Hasta el momento el Gobierno de la ciudad y el equipo de transición laboran de manera coordinada con la Comisión de Derechos Humanos del Distrito Federal (CDHDF), para atender a este grupo.

Durante un recorrido que realizó ContraRéplica se pudo constatar que en el caso de la alimentación, cuando se sirve el desayuno las filas son interminables, por lo que los migrantes optan por buscar otros espacios donde poder comer.

Los migrantes, provenientes mayoritariamente de Honduras, Guatemala, Nicaragua y El Salvador, han recibido 86 atenciones odontológicas, 108 curaciones, vacunación contra tétanos y difteria a 95 personas, además de la inoculación a 195 contra la influenza.
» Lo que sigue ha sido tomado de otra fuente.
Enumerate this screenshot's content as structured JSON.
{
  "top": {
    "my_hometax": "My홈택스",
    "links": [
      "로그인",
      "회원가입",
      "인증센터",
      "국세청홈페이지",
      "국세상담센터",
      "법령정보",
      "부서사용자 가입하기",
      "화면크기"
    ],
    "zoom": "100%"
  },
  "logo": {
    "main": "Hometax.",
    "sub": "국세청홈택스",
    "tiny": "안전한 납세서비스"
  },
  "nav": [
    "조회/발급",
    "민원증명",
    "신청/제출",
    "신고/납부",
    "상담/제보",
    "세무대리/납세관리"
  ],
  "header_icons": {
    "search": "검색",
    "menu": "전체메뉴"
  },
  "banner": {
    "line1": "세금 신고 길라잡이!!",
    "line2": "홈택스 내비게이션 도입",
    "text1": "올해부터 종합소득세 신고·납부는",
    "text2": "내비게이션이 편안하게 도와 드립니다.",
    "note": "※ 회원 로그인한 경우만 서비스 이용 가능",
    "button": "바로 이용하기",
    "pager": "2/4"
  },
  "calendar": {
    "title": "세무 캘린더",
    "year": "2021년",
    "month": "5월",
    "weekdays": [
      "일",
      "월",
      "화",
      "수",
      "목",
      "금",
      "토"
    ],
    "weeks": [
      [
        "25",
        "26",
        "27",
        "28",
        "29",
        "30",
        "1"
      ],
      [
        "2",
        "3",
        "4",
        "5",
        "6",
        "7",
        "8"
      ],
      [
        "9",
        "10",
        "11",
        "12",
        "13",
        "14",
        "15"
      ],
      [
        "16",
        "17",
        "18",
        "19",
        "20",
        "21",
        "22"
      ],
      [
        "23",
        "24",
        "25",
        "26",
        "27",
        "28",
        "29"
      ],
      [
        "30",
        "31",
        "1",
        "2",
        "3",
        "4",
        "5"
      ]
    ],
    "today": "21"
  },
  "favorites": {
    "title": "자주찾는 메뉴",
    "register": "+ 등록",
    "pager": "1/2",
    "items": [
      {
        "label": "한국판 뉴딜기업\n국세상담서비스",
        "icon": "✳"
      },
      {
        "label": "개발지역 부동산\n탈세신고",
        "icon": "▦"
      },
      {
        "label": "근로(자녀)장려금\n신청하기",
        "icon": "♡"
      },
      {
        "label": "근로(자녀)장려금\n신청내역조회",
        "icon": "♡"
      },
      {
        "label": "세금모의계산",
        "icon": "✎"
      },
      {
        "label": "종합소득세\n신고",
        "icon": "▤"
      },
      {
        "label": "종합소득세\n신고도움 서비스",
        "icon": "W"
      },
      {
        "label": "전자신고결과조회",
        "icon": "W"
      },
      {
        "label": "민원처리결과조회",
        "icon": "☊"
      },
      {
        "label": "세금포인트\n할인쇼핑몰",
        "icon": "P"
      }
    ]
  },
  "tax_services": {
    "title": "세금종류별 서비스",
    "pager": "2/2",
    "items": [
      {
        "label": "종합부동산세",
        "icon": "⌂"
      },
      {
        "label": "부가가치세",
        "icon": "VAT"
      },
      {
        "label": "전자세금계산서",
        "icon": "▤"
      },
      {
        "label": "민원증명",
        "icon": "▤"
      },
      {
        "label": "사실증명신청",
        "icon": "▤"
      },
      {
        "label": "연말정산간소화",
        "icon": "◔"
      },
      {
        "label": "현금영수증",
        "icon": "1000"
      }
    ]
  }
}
Las principales afectaciones de los migrantes son: infecciones respiratorias agudas, micosis, conjuntivitis y laceraciones en los pies.

Por otra parte, el alcalde de Iztacalco, Armando Quintero, ha prohibido la venta de alcohol y el ambulantaje en las inmediaciones del estadio.

Los migrantes señalaron que durante los próximos dos días, mediante una asamblea, se definirá cuándo, cómo y quiénes parten rumbo a la frontera con Estados Unidos para solicitar refugio al gobierno de aquel país.

Ayer, integrantes de Café Tacvba convivieron con la caravana de migrantes en el estadio, Rubén Albarrán y Emmanuel del Real cantaron y se tomaron fotos con el grupo de personas que desde el pasado sábado comenzaron a llegar al estadio.

Este miércoles, a la hora de la comida, unos mariachis amenizaron el momento para los migrantes que formados esperaban su turno para recibir sus alimentos.

En su típico traje negro, y su vocalista con un saco azul, entonaron canciones como “El rey” y “Mi querido viejo”, moviendo los sentimientos de los asistentes, quienes a pesar de venir de tan lejos entonaban entre ellos algunas estrofas de esas canciones.

El repertorio de los mariachis lo completaron Como quien pierde una estrella y Mátalas, que acompañaron la comida de los migrantes, en su mayoría compuesta por hot dogs y una bolsa de papas fritas.